Looking at Jonah, fast asleep, drugged, she thought about what to do. He’s a really nice guy, and he is attractive. I don’t want to dump him and I don’t want to have lied to him, but it’s too late for that. How can I ever tell him? Well maybe there’ll be a way, when he’s cleared and contributing again. I can take him out for a dinner and explain. Explain what? That you lied to him and interviewed him while under a Truth Treatment? That you arrived at the Nineveh three minutes after he’d entered the pool? She had no ready answers.
A mind that is clouded with feelings and one that has been touched by what she has heard, is not a mind that will make rational decisions, and although she knew that the best thing for her career was to dump Jonah at Orbiter, she also knew that she wouldn’t.
Chapter 17
At the End of the Day
Titanium Mine Shaft, Shackleton Moonbase, The Moon
Friday, 13 December 2109 10:15am
Gabriel flipped back and forth between the image of Mark lying in the Siteazy, and the image of Sharon Cochran in the Trace Operations Center on Earth. The images were slightly delayed given the distance between them, but Gabriel had a complete dataset for the entire time that she had been logged in.
“And as for you, Cochran, I’m going to burn your mind out before this is over.”

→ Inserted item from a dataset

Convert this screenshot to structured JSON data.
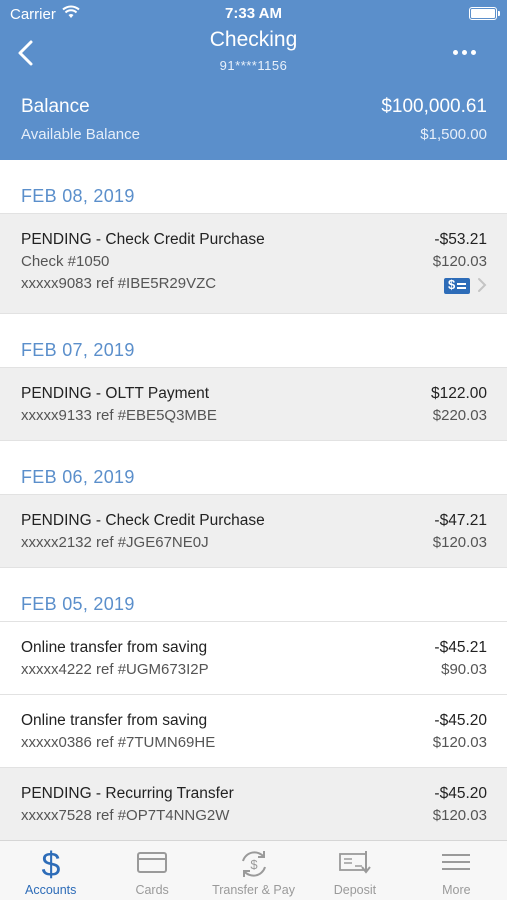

Gabriel was tired, he hadn’t slept for over forty-
eight hours, but still he refused himself the sleeper against the wall a short distance from the Devcockpit in the room where he and Mark had spoken. He was tired but satisfied. So far his plans were succeeding. Some things had gone awry but for the most part everything had worked out. Mark, as Jonah, was primed. He hated putting his long-lost brother in this situation, but he really didn’t have any choice.
At their last meeting Maloo had asked him, “Would you hesitate if it was not Mark, if it was another human so well fitted to this task?”
And Gabriel had known the answer before Maloo had opened his mouth, taking his indecision as doubt. There was no doubt in Gabriel’s mind that Mark had to be the one, was in fact the only one who could get close enough to Sir Thomas and had the skills, whether he knew it or not, to survive the encounter and achieve the task. At least Mark had a slight chance: anyone else, including himself, would be a complete failure.
Mark’s hypnosis had gone well. It had been exhausting for Gabriel, constantly checking on the Dev for the cues and memories that he had to erase for Mark to stand a chance with Cochran or Truth Treatments. Mark had to be a Hawk, and his memories had to be perfect. It had been a painful process and doing it had drained Gabriel.
Maloo had taken Mark to the Nineveh before they’d put the comms back online. He’d wiped the last remaining images of Mark being helped to his VacEnv through the lobby of the Nineveh, and then he had waited for Mark to leave. He needed Mark to leave quickly, didn’t want him hanging around on the Moon for two reasons. The first was that he had a flight to catch. With Mark on Far Side, UNPOL security would be tight – too tight to move – and it would greatly increase the risk of their capture. The second was for Mark. If he returned immediately, Gabriel would be able to at least keep an eye on the first part of the journey, and if required, could be in a position to intervene.